Dans l’interview de Sarah, la recherche de sens est évoquée avec beaucoup de douleur, et « reste un de ses objectifs » mais elle définit cette médiation comme une "tentative » qui a échoué. On peut voir, à travers cet exemple, combien cette question, fondamentale dans l'élaboration de projet, est source de souffrances quand la réponse ne vient pas. Plus la personne est en crise et cherche désespérément le sens à donner aux évènements (chômage, ruptures..) qu'elle subit, moins la construction du projet semble solide, pouvant, à tout instant et à la moindre difficulté, s'écrouler. Il semblerait que la médiation de recherche de but n’ait fonctionné qu’en périphérie d'elle-même, comme elle le dit elle-même :"Ca ne touche pas au centre". Cependant, la constance avec laquelle elle est venue à la MIFE, chaque fois qu'elle éprouvait une difficulté, témoigne d'une action non négligeable d'apaisement des souffrances et d'encouragement, préalable aux médiations de signification et de but.

Au travers d’autres réponses mitigées, les médiations de signification et de but peuvent paraître moins efficientes. En effet, en se sentant réhabilité dans son intelligence, par une écoute compréhensive, Marc a réalisé qu'il était "capable de faire autre chose que manar", mais sans aller au-delà de cette prise de conscience. S'il a compris la complexité du dispositif emploi-formation qui exige d'entrer dans un travail personnel de discernement, il ne semble pas encore prêt à s'y engager. On peut s'interroger sur l'action de la conseillère, qui a conforté Marc, mais ne semble pas l'avoir poussé plus loin dans l'appropriation de son parcours professionnel, se limitant, si l'on peut dire, à une exploration de pistes professionnelles grâce au logiciel Choix. Au cours de notre entretien-interview, nous nous sommes rendu compte que la piste de promotion professionnelle à l'intérieur de son secteur professionnel des matériaux composites, pourtant créateur d'emploi, n'avait pas été exploitée par la conseillère. Mais était-il disponible pour aller plus loin ? Son rapport d’opposition à sa hiérarchie ne lui faisait pas entrevoir de possibilités dans l’entreprise et de plus, la naissance de sa fille semble avoir différé son désir de changement professionnel. Géraldine déclare avoir été aidée par la conseillère sur le plan de la connaissance des métiers et des cursus de formation, éléments de signification dans la phase d'exploration, mais il ne semble pas qu'elle ait pu aller plus loin, compte tenu du poids des problèmes, personnels, de santé, et de travail, qui pesaient sur elle. En décidant de prendre du temps pour approfondir sa réflexion, la jeune femme semble avoir pris la bonne décision.

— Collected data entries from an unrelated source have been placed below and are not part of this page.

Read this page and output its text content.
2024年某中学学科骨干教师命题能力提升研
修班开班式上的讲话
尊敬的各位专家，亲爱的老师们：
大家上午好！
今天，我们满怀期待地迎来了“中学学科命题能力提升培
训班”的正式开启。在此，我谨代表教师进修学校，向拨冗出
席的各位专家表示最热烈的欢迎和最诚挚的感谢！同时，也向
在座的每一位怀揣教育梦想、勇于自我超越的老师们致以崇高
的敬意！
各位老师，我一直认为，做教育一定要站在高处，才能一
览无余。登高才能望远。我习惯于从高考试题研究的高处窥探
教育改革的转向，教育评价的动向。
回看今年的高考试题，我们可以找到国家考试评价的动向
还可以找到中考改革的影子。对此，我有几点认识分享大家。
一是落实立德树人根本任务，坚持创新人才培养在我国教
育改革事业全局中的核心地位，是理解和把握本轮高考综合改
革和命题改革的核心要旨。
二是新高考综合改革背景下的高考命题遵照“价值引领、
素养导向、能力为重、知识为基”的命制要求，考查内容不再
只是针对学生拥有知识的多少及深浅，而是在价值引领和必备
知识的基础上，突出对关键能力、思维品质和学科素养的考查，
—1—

Les médiations de signification et de but sont donc vécues de différentes manières selon les personnes. Une fois de plus, la parole est un vecteur privilégié, qu'elle soit dite ou entendue. L'intervention de la conseillère peut se limiter à une simple attitude d'écoute active, qui aura pour conséquence de donner libre cours à l'expression d’une signification perçue par la personne. Elle peut être plus intensive, grâce à l'utilisation des outils d'orientation, notamment l'autobiographie raisonnée, renforçant l'émergence de sens. On ne peut qu'être frappé encore par le fait que ce qui vient à la surface de la conscience semblait être déjà là, présent, mais ne demandait qu'une intervention extérieure pour apparaître.

A contrario, ces médiations ne sont pas toujours efficientes, soit que la personne ne les sollicite pas, par manque de motivation, ou ne puisse les accepter par trop de souffrance intérieure, soit que la conseillère n'ait pas pu intervenir davantage, ou n'ait pas été en mesure de le faire, par manque d'une compréhension suffisamment profonde. Les situations de malaise psychologique ou existentiel ne sont pas propices, la personne et la conseillère étant centrées sur l'atténuation de celle-ci en priorité. Ces deux médiations sont en interdépendance avec l'avancement du processus d'élaboration de projet, de l'équilibre intérieur des personnes et de leur environnement personnel et familial. En effet, les perturbations et les souffrances personnelles empêchent d'être réceptif à l'intervention de la conseillère et de se projeter dans l'avenir. Cette dernière peut également ressentir la situation de la personne et donner priorité à l'apaisement des souffrances, seule action possible au moment de l'entretien.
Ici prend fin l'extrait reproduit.